Irgendwas an dieser Vorstellung klingt für mich sehr nach The L Word – ich gehe mit einer Ex zu einer queeren Party, weil ich mich mit ihr wohler fühle als allein?  –, aber ich habe schon Lust darauf. Chelsea hat mir nämlich erzählt, dass sie die meisten der Leute, die sie geküsst oder gedatet hat, über Apps oder Freund:innen kennengelernt hat – oder eben über Ex-Partnerinnen. Wer sagt also, dass das nicht auch für mich funktionieren könnte?
Vielleicht ist das also mein erster Schritt in Richtung meines neuen Ichs – das Ich, das sich aktiver als queer identifiziert. Das Ich, das Frauen schön findet und ihnen das auch gerne mitteilt. Und dasselbe auch wiederum von anderen Frauen hört.
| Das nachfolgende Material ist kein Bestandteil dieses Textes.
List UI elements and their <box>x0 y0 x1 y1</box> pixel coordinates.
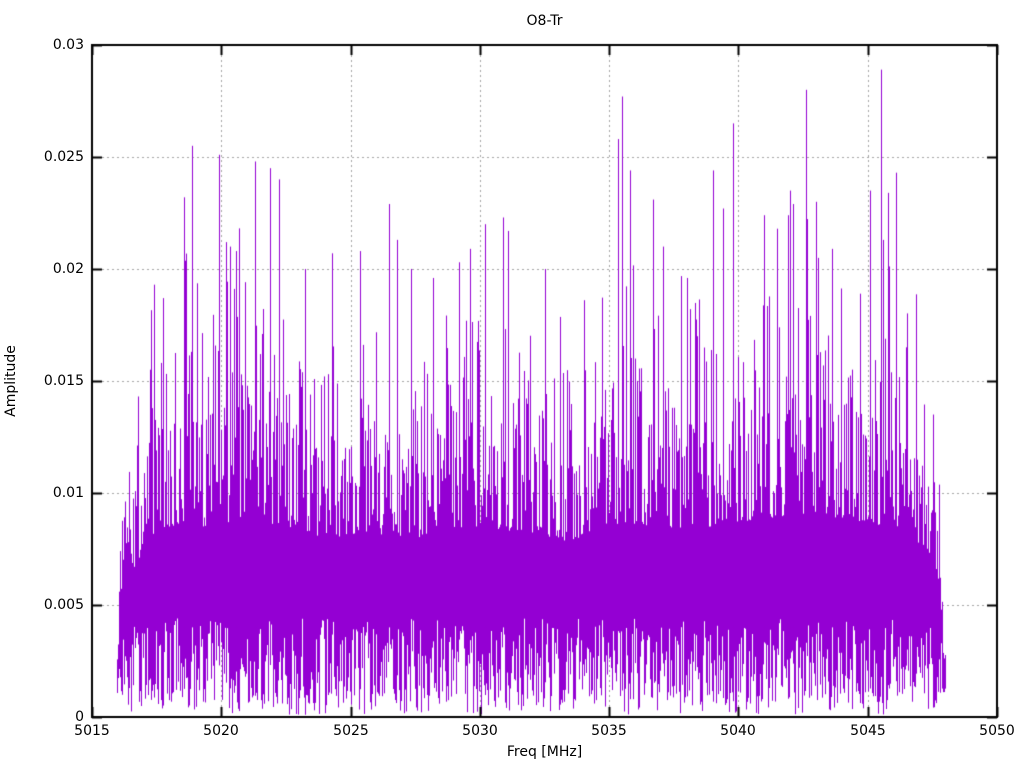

Ich glaube, letztlich will ich bloß das Gefühl haben, meine Sexualität zu verstehen und mich damit voll und ganz wohl zu fühlen. Und da wir in einer Welt leben, in der es erst seit relativ kurzer Zeit als okay gilt, nicht heterosexuell zu sein, finde ich es in Ordnung, dafür noch ein bisschen länger zu brauchen.